L’épopée du sous-marin Casabianca et de son charismatique commandant – le capitaine de corvette Jean L’Herminier – est toujours bien vivace au sein de la Marine nationale. Plus de 80 ans après les faits – le 27 novembre 1942, alors qu’une grande partie de la flotte française se saborde à Toulon, le submersible s’échappe au nez et à la barbe des Allemands – le livre racontant ce coup d’éclat fait d’ailleurs toujours partie du paquetage des sous-mariniers français.
Pour le capitaine de corvette (CC) Charles* qui, dans le cadre de l’École de guerre à Paris, a eu à réfléchir sur les forces morales nécessaires aux militaires et à la Nation pour durer, cette épopée est « un exemple à suivre, à entretenir ».
C’est ainsi qu’est née l’Opération Casabianca. Mais n’allez surtout pas imaginer qu’il s’agit, comme en 1942-1943, de débarquer clandestinement des agents de renseignement sur une plage corse. « L‘Opération Casabianca est un projet sportif, mémoriel et solidaire », déclare le CC Charles. Et de détailler: « Deux équipages, constitués de six officiers et de six orphelins de militaires, vont effectuer à bord de deux voiliers un aller-retour entre Toulon et l’anse de Topiti en Corse ».
Sportive, la traversée le sera. À quelques heures de larguer les amarres ce lundi midi, le CC Charles ne cachait d’ailleurs pas ses préoccupations. « Sur les sept officiers** qui prennent part à cette aventure, nous ne sommes que deux à avoir des compétences en voile. Or les conditions météorologiques annoncées – un gros mistral – ne sont pas vraiment idéales. On a prévu un mouillage à Port-Cros pour la première nuit, avant de lever l’ancre mardi matin pour une arrivée à Cargèse en fin de journée ».

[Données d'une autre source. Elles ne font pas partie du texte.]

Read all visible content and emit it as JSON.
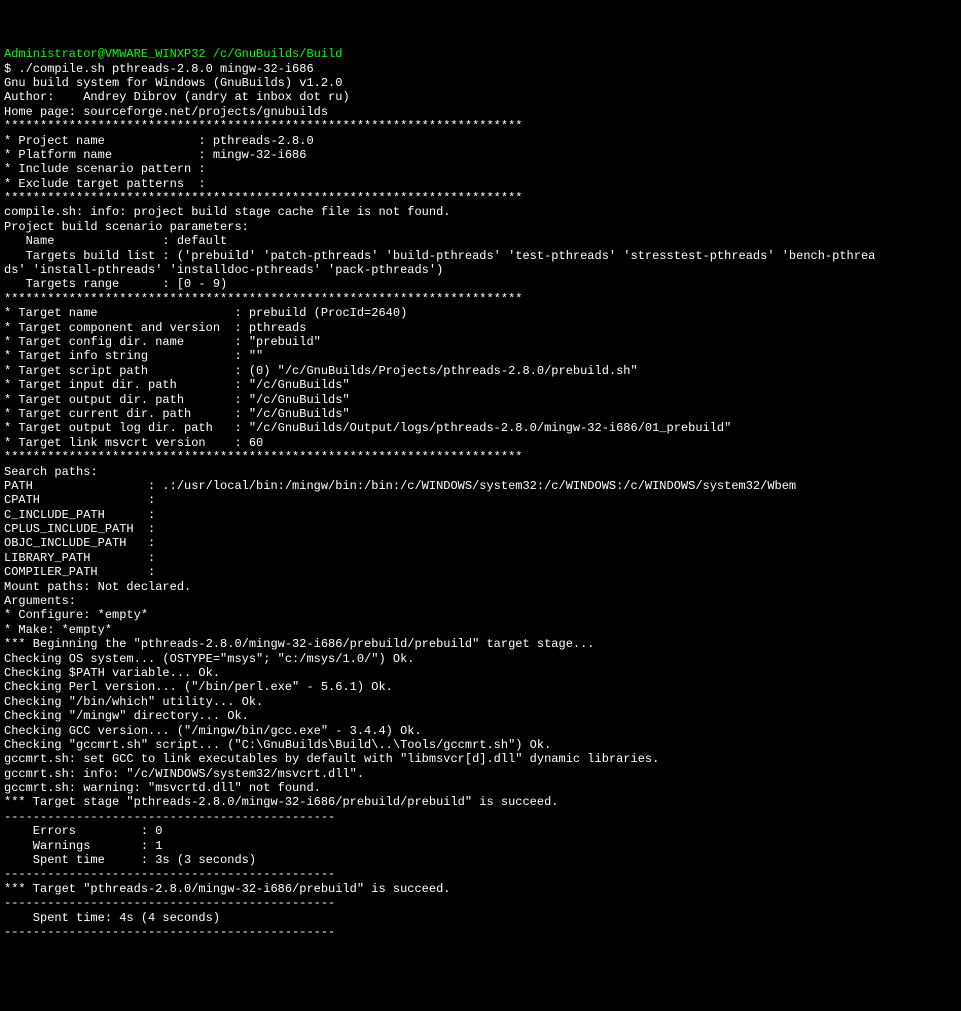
{
  "title": "Administrator@VMWARE_WINXP32 /c/GnuBuilds/Build",
  "lines": [
    "$ ./compile.sh pthreads-2.8.0 mingw-32-i686",
    "Gnu build system for Windows (GnuBuilds) v1.2.0",
    "Author:    Andrey Dibrov (andry at inbox dot ru)",
    "Home page: sourceforge.net/projects/gnubuilds",
    "",
    "************************************************************************",
    "* Project name             : pthreads-2.8.0",
    "* Platform name            : mingw-32-i686",
    "* Include scenario pattern :",
    "* Exclude target patterns  :",
    "************************************************************************",
    "",
    "compile.sh: info: project build stage cache file is not found.",
    "",
    "Project build scenario parameters:",
    "   Name               : default",
    "   Targets build list : ('prebuild' 'patch-pthreads' 'build-pthreads' 'test-pthreads' 'stresstest-pthreads' 'bench-pthrea",
    "ds' 'install-pthreads' 'installdoc-pthreads' 'pack-pthreads')",
    "   Targets range      : [0 - 9)",
    "",
    "************************************************************************",
    "* Target name                   : prebuild (ProcId=2640)",
    "* Target component and version  : pthreads",
    "* Target config dir. name       : \"prebuild\"",
    "* Target info string            : \"\"",
    "* Target script path            : (0) \"/c/GnuBuilds/Projects/pthreads-2.8.0/prebuild.sh\"",
    "* Target input dir. path        : \"/c/GnuBuilds\"",
    "* Target output dir. path       : \"/c/GnuBuilds\"",
    "* Target current dir. path      : \"/c/GnuBuilds\"",
    "* Target output log dir. path   : \"/c/GnuBuilds/Output/logs/pthreads-2.8.0/mingw-32-i686/01_prebuild\"",
    "* Target link msvcrt version    : 60",
    "************************************************************************",
    "",
    "Search paths:",
    "PATH                : .:/usr/local/bin:/mingw/bin:/bin:/c/WINDOWS/system32:/c/WINDOWS:/c/WINDOWS/system32/Wbem",
    "CPATH               :",
    "C_INCLUDE_PATH      :",
    "CPLUS_INCLUDE_PATH  :",
    "OBJC_INCLUDE_PATH   :",
    "LIBRARY_PATH        :",
    "COMPILER_PATH       :",
    "",
    "Mount paths: Not declared.",
    "",
    "Arguments:",
    "* Configure: *empty*",
    "* Make: *empty*",
    "",
    "*** Beginning the \"pthreads-2.8.0/mingw-32-i686/prebuild/prebuild\" target stage...",
    "Checking OS system... (OSTYPE=\"msys\"; \"c:/msys/1.0/\") Ok.",
    "Checking $PATH variable... Ok.",
    "Checking Perl version... (\"/bin/perl.exe\" - 5.6.1) Ok.",
    "Checking \"/bin/which\" utility... Ok.",
    "Checking \"/mingw\" directory... Ok.",
    "Checking GCC version... (\"/mingw/bin/gcc.exe\" - 3.4.4) Ok.",
    "Checking \"gccmrt.sh\" script... (\"C:\\GnuBuilds\\Build\\..\\Tools/gccmrt.sh\") Ok.",
    "gccmrt.sh: set GCC to link executables by default with \"libmsvcr[d].dll\" dynamic libraries.",
    "gccmrt.sh: info: \"/c/WINDOWS/system32/msvcrt.dll\".",
    "gccmrt.sh: warning: \"msvcrtd.dll\" not found.",
    "",
    "*** Target stage \"pthreads-2.8.0/mingw-32-i686/prebuild/prebuild\" is succeed.",
    "----------------------------------------------",
    "    Errors         : 0",
    "    Warnings       : 1",
    "",
    "    Spent time     : 3s (3 seconds)",
    "----------------------------------------------",
    "",
    "*** Target \"pthreads-2.8.0/mingw-32-i686/prebuild\" is succeed.",
    "----------------------------------------------",
    "    Spent time: 4s (4 seconds)",
    "----------------------------------------------"
  ]
}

Pour la partie mémorielle, les équipages du Cybèle et de l’Orion, les deux voiliers mis à disposition par le club nautique de la Marine à Toulon, participeront mercredi matin à une cérémonie dans l’anse de Topiti, à l’endroit même où mi-décembre 1942, le Casabianca réalisa la première de ses sept missions clandestines. Avant de remettre le cap sur Toulon où les deux voiliers sont attendus vendredi matin.
Faire naître un esprit d’équipage
Mais le CC Charles met aussi l’accent sur « l’esprit d’équipage, la confiance et l’entraide qui, il l’espère, naîtra entre les militaires et les orphelins ». Parmi ces derniers, Thomas, jeune Toulonnais de 23 ans dont la maman, marin d’État, est décédée d’une longue maladie en 2012, se montre impatient de participer à cette aventure. « En tant que Toulonnais, la mer est un milieu qui me passionne. Quand j’ai entendu parler de l’opération Casabianca par l’association Entraide Marine, j’ai aussitôt souhaité en faire partie. Pour moi, outre le côté historique de l’opération, c’est aussi une façon de communier avec ma mère et mon grand-père qui fut aussi marin en Indochine ».
Présent pour assister à l’appareillage des deux voiliers, le capitaine de frégate Brice Lagniel, dernier commandant du sous-marin nucléaire d’attaque Casabianca, l’héritier du bateau noir du commandant L’Herminier désarmé en septembre 2023, se félicitait de cette initiative portée par des non-sous-mariniers: « C’est une façon de faire vivre la mémoire du Casabianca à laquelle on est tous très attaché ».
*Pour des questions de sécurité, seul le prénom est communiqué.
**Interarmées et internationale, cette opération compte trois officiers de marine français, un officier de marine colombien, un officier de l’armée de l’air, un officier de l’armée de terre et un commandant des sapeurs-pompiers de Paris. Ce dernier accompagne un orphelin de la brigade.